Politics

U.S. Sen. Rand Paul’s presidential campaign has provided the required funding for a Kentucky Republican presidential caucus in 2016.

The Republican Party of Kentucky last month set the $250,000 payment as a requirement for it to conduct the caucus, which represents a break from the party’s usual May primary election.

The deadline for Paul to submit the payment to the state party was Friday. In a statement Friday afternoon, state Republican Party Chairman Steve Robertson said Paul had met the party’s conditions set forth for the party to conduct a caucus.

The Republican presidential caucus is slated for March 5.

“We’re incredibly excited to be moving forward with a caucus in Kentucky,” Paul political adviser Doug Stafford said in a released statement. “This is great news for Republicans across the commonwealth who will now play an important part in the presidential primary nominating process.”

While exploring a possible run for president several months ago, Paul asked state party leaders to hold a presidential caucus next year, allowing him to simultaneously vie for the presidency and his Senate seat.

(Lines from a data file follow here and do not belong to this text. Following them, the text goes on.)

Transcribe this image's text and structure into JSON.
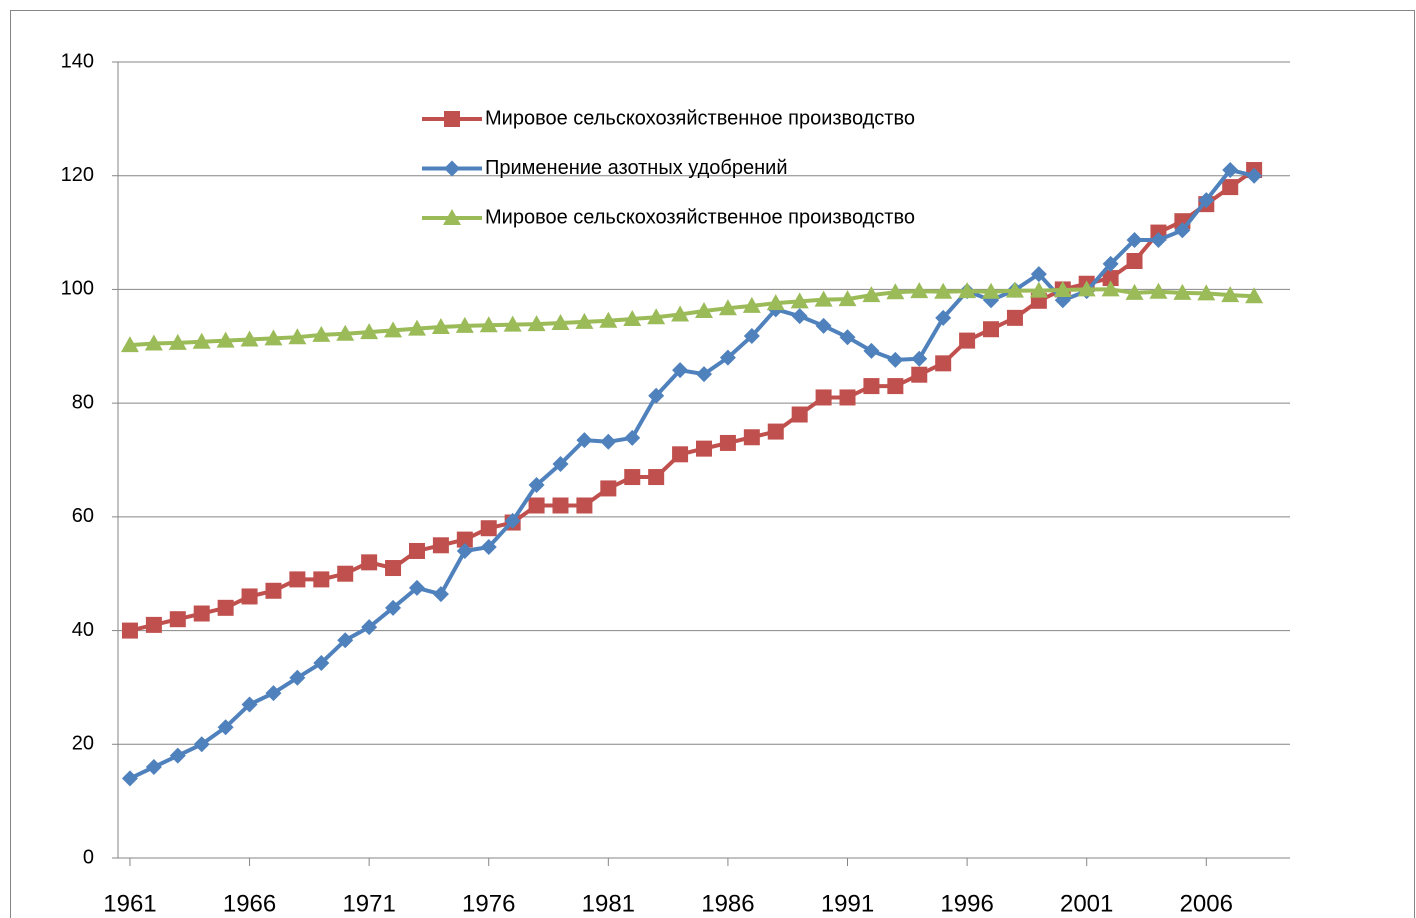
{
  "chart_data": {
    "type": "line",
    "x": [
      1961,
      1962,
      1963,
      1964,
      1965,
      1966,
      1967,
      1968,
      1969,
      1970,
      1971,
      1972,
      1973,
      1974,
      1975,
      1976,
      1977,
      1978,
      1979,
      1980,
      1981,
      1982,
      1983,
      1984,
      1985,
      1986,
      1987,
      1988,
      1989,
      1990,
      1991,
      1992,
      1993,
      1994,
      1995,
      1996,
      1997,
      1998,
      1999,
      2000,
      2001,
      2002,
      2003,
      2004,
      2005,
      2006,
      2007,
      2008
    ],
    "xlim": [
      1960.5,
      2009.5
    ],
    "xticks": [
      1961,
      1966,
      1971,
      1976,
      1981,
      1986,
      1991,
      1996,
      2001,
      2006
    ],
    "ylim": [
      0,
      140
    ],
    "yticks": [
      0,
      20,
      40,
      60,
      80,
      100,
      120,
      140
    ],
    "grid": true,
    "legend": "top",
    "series": [
      {
        "name": "Мировое сельскохозяйственное производство",
        "color": "#c0504d",
        "marker": "square",
        "values": [
          40,
          41,
          42,
          43,
          44,
          46,
          47,
          49,
          49,
          50,
          52,
          51,
          54,
          55,
          56,
          58,
          59,
          62,
          62,
          62,
          65,
          67,
          67,
          71,
          72,
          73,
          74,
          75,
          78,
          81,
          81,
          83,
          83,
          85,
          87,
          91,
          93,
          95,
          98,
          100,
          101,
          102,
          105,
          110,
          112,
          115,
          118,
          121
        ]
      },
      {
        "name": "Применение азотных удобрений",
        "color": "#4f81bd",
        "marker": "diamond",
        "values": [
          14,
          16,
          18,
          20,
          23,
          27,
          29,
          31.7,
          34.3,
          38.3,
          40.6,
          44,
          47.5,
          46.4,
          54,
          54.7,
          59.3,
          65.6,
          69.3,
          73.5,
          73.2,
          73.9,
          81.3,
          85.8,
          85.1,
          88,
          91.8,
          96.5,
          95.3,
          93.6,
          91.6,
          89.2,
          87.6,
          87.8,
          95,
          99.7,
          98.1,
          99.9,
          102.7,
          98.1,
          99.7,
          104.5,
          108.7,
          108.7,
          110.4,
          115.7,
          121,
          120
        ]
      },
      {
        "name": "Мировое сельскохозяйственное производство",
        "color": "#9bbb59",
        "marker": "triangle",
        "values": [
          90.2,
          90.5,
          90.6,
          90.8,
          91,
          91.2,
          91.4,
          91.6,
          92,
          92.2,
          92.5,
          92.8,
          93.1,
          93.4,
          93.6,
          93.7,
          93.8,
          93.9,
          94.1,
          94.3,
          94.5,
          94.8,
          95.1,
          95.6,
          96.2,
          96.7,
          97.1,
          97.6,
          97.9,
          98.2,
          98.3,
          99,
          99.5,
          99.7,
          99.6,
          99.7,
          99.6,
          99.8,
          99.8,
          99.9,
          100,
          100,
          99.4,
          99.6,
          99.4,
          99.3,
          99,
          98.8
        ]
      }
    ]
  }
}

It’s a way of working around a state law prohibiting candidates from appearing twice on a ballot. The change would mean Kentucky Republicans would allocate their presidential delegates in a caucus and also hold a primary in May to nominate candidates for other offices, including Senate.

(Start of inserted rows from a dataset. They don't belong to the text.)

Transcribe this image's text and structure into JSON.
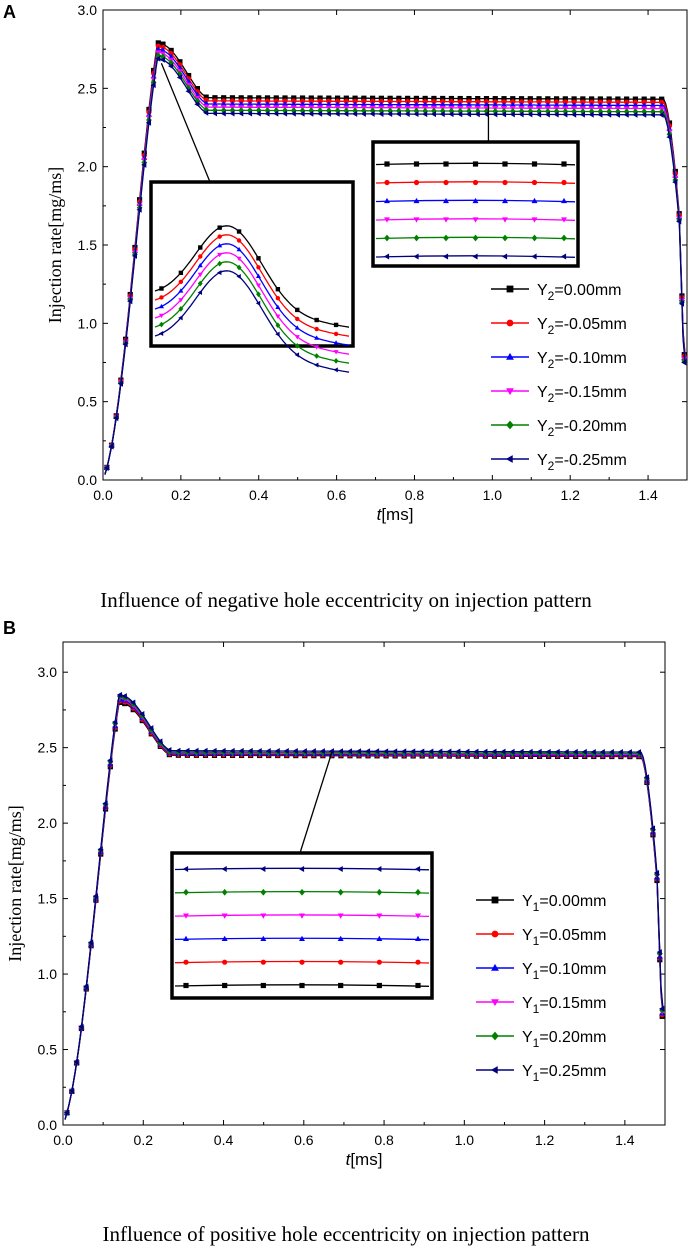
{
  "figure": {
    "panels": [
      {
        "letter": "A",
        "caption": "Influence of negative hole eccentricity on injection pattern"
      },
      {
        "letter": "B",
        "caption": "Influence of positive hole eccentricity on injection pattern"
      }
    ]
  },
  "chart_data": [
    {
      "type": "line",
      "panel": "A",
      "title": "",
      "xlabel_italic": "t",
      "xlabel_rest": "[ms]",
      "ylabel": "Injection rate[mg/ms]",
      "xlim": [
        0.0,
        1.5
      ],
      "ylim": [
        0.0,
        3.0
      ],
      "xticks": [
        0.0,
        0.2,
        0.4,
        0.6,
        0.8,
        1.0,
        1.2,
        1.4
      ],
      "xtick_labels": [
        "0.0",
        "0.2",
        "0.4",
        "0.6",
        "0.8",
        "1.0",
        "1.2",
        "1.4"
      ],
      "yticks": [
        0.0,
        0.5,
        1.0,
        1.5,
        2.0,
        2.5,
        3.0
      ],
      "ytick_labels": [
        "0.0",
        "0.5",
        "1.0",
        "1.5",
        "2.0",
        "2.5",
        "3.0"
      ],
      "legend_position": "right",
      "series": [
        {
          "name_prefix": "Y",
          "name_sub": "2",
          "name_suffix": "=0.00mm",
          "color": "#000000",
          "marker": "square",
          "peak": 2.79,
          "plateau": 2.44,
          "end": 0.8
        },
        {
          "name_prefix": "Y",
          "name_sub": "2",
          "name_suffix": "=-0.05mm",
          "color": "#ff0000",
          "marker": "circle",
          "peak": 2.77,
          "plateau": 2.42,
          "end": 0.79
        },
        {
          "name_prefix": "Y",
          "name_sub": "2",
          "name_suffix": "=-0.10mm",
          "color": "#0000ff",
          "marker": "triangle-up",
          "peak": 2.75,
          "plateau": 2.4,
          "end": 0.78
        },
        {
          "name_prefix": "Y",
          "name_sub": "2",
          "name_suffix": "=-0.15mm",
          "color": "#ff00ff",
          "marker": "triangle-down",
          "peak": 2.73,
          "plateau": 2.38,
          "end": 0.77
        },
        {
          "name_prefix": "Y",
          "name_sub": "2",
          "name_suffix": "=-0.20mm",
          "color": "#008000",
          "marker": "diamond",
          "peak": 2.71,
          "plateau": 2.36,
          "end": 0.76
        },
        {
          "name_prefix": "Y",
          "name_sub": "2",
          "name_suffix": "=-0.25mm",
          "color": "#000080",
          "marker": "triangle-left",
          "peak": 2.69,
          "plateau": 2.34,
          "end": 0.75
        }
      ],
      "insets": [
        {
          "kind": "peak-zoom",
          "target_x": 0.15,
          "target_y": 2.66
        },
        {
          "kind": "plateau-zoom",
          "target_x": 0.99,
          "target_y": 2.4
        }
      ]
    },
    {
      "type": "line",
      "panel": "B",
      "title": "",
      "xlabel_italic": "t",
      "xlabel_rest": "[ms]",
      "ylabel": "Injection rate[mg/ms]",
      "xlim": [
        0.0,
        1.5
      ],
      "ylim": [
        0.0,
        3.2
      ],
      "xticks": [
        0.0,
        0.2,
        0.4,
        0.6,
        0.8,
        1.0,
        1.2,
        1.4
      ],
      "xtick_labels": [
        "0.0",
        "0.2",
        "0.4",
        "0.6",
        "0.8",
        "1.0",
        "1.2",
        "1.4"
      ],
      "yticks": [
        0.0,
        0.5,
        1.0,
        1.5,
        2.0,
        2.5,
        3.0
      ],
      "ytick_labels": [
        "0.0",
        "0.5",
        "1.0",
        "1.5",
        "2.0",
        "2.5",
        "3.0"
      ],
      "legend_position": "right",
      "series": [
        {
          "name_prefix": "Y",
          "name_sub": "1",
          "name_suffix": "=0.00mm",
          "color": "#000000",
          "marker": "square",
          "peak": 2.8,
          "plateau": 2.45,
          "end": 0.72
        },
        {
          "name_prefix": "Y",
          "name_sub": "1",
          "name_suffix": "=0.05mm",
          "color": "#ff0000",
          "marker": "circle",
          "peak": 2.81,
          "plateau": 2.455,
          "end": 0.73
        },
        {
          "name_prefix": "Y",
          "name_sub": "1",
          "name_suffix": "=0.10mm",
          "color": "#0000ff",
          "marker": "triangle-up",
          "peak": 2.82,
          "plateau": 2.46,
          "end": 0.74
        },
        {
          "name_prefix": "Y",
          "name_sub": "1",
          "name_suffix": "=0.15mm",
          "color": "#ff00ff",
          "marker": "triangle-down",
          "peak": 2.83,
          "plateau": 2.465,
          "end": 0.75
        },
        {
          "name_prefix": "Y",
          "name_sub": "1",
          "name_suffix": "=0.20mm",
          "color": "#008000",
          "marker": "diamond",
          "peak": 2.84,
          "plateau": 2.47,
          "end": 0.76
        },
        {
          "name_prefix": "Y",
          "name_sub": "1",
          "name_suffix": "=0.25mm",
          "color": "#000080",
          "marker": "triangle-left",
          "peak": 2.85,
          "plateau": 2.48,
          "end": 0.77
        }
      ],
      "insets": [
        {
          "kind": "plateau-zoom",
          "target_x": 0.67,
          "target_y": 2.47
        }
      ]
    }
  ]
}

Paul had previously asked the state legislature to change the law, which Paul believes is unconstitutional, but that has yielded no results.

Last month, RPK’s executive committee voted to hold a presidential caucus, but with the condition that Paul pay for part of it ahead of time.

Paul’s presidential bid has run into struggles to gain ground against the other contenders in recent months.

But the campaign has consistently vowed to pay for the full cost of the caucus, instead of allowing all the costs fall to the state party.

With the $250,000 payment in place, plans can move forward.

The next step is for the party to hire a caucus director, said Scott Lasley, a member of the RPK executive committee and a special committee created to explore a caucus plan.

He said once that person is hired, formal planning for the caucus will begin.

“That person will be able to start reaching out to the county parties because there is going to have to be significant amounts of information disseminated to make sure everyone is on the same page,” Lasley said.

And there is going to be a lot of work to do in a relatively short amount of time. The caucus is scheduled for less than six months from now.

“They are going to have to prepare the guidelines and work with the county chairs to develop caucus plans — line up locations, where the caucuses are going to be held,” he said. “So, there is going to be plenty of work.”

The stakes are high. County party chairs will be carrying out the caucus in their respective counties. Lasley said there will be added pressure because they will be in the public eye, and they’ll carry the biggest burden for the caucus.

“There is not a trial run for something like this,” he said. “We got to make sure we do it right from the start.”